Directed by Peter Askin, the production is minimally staged, and a few of the actors still carry their scripts; but this does not diminish the show's impact, as the ensemble cast demonstrates strong connections to both the material and each other. While Rapp and Spanger may have greater marquee value than the others (and both deliver excellent performances), the heart and soul of this production is Cassidy as Dan. His gorgeous tenor is a joy to hear in some of the show's most emotionally devastating songs, including a duet with his son (played by Benjamin Schrader) late in the second act that serves as the musical's climax. Annaleigh Ashford as daughter Natalie also makes a very good impression, particularly in her brilliant solo "Growing Up Unstable."

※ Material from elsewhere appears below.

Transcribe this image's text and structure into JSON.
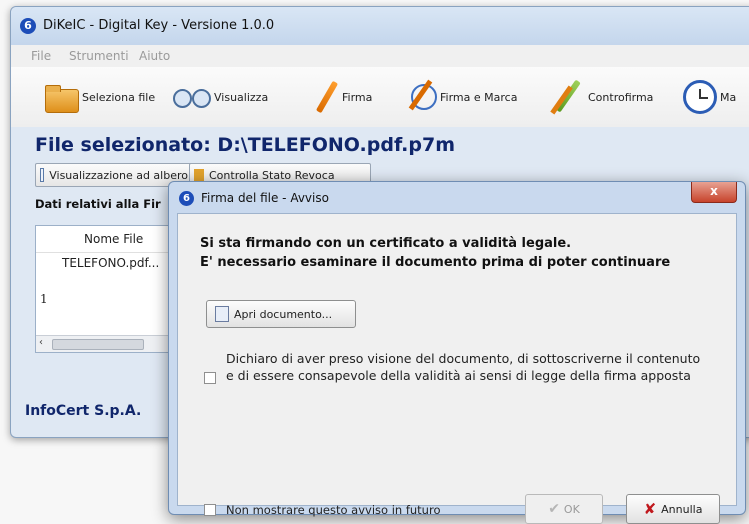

Kitt's hard-driving score calls to mind some of the best work by such rock artists as The Who, Genesis, and Melissa Etheridge. Despite the subject matter, Yorkey's script is full of humor (albeit mostly of the dark variety). The show paints an unflinching and complex portrait of its characters' pain. At the performance I attended, it reduced several audience members -- including me -- to tears.
There are bound to be disappointments in any theater festival. In this year's NYMF, one of them is The Ballad of Bonnie & Clyde, featuring music by Dana P. Rowe and book and lyrics by Michael Aman and Oscar E. Moore. The show's uninspired, country/western flavored score is often too lackadaisical to create much dramatic tension, and there's little to be found here in terms of fleshed out characters or interesting dialogue.
Slackly directed by Michael Bush, the production lumbers along without igniting the kind of energy that you'd think would come naturally in a musical treatment of the famed outlaws Bonnie Parker and Clyde Barrow. Rising country music star Sherrie Austin does as much as she can as Bonnie; she exudes sex appeal and charisma, and her rendition of the second act tune "Roads I Ain't Yet Seen" is genuinely moving. But Austin can't work miracles, and her performance is not enough to save the show.
Deven May, best known for creating the title role in Bat Boy, is at sea here. His put-on Southern accent is grating, and his Clyde is almost a caricature. The same can be said about the remaining cast members, who are unable to overcome the limitations of the material. The show's opening number promises that "It's Romeo and Juliet but served Southern fried." Others might rate the musical as undercooked.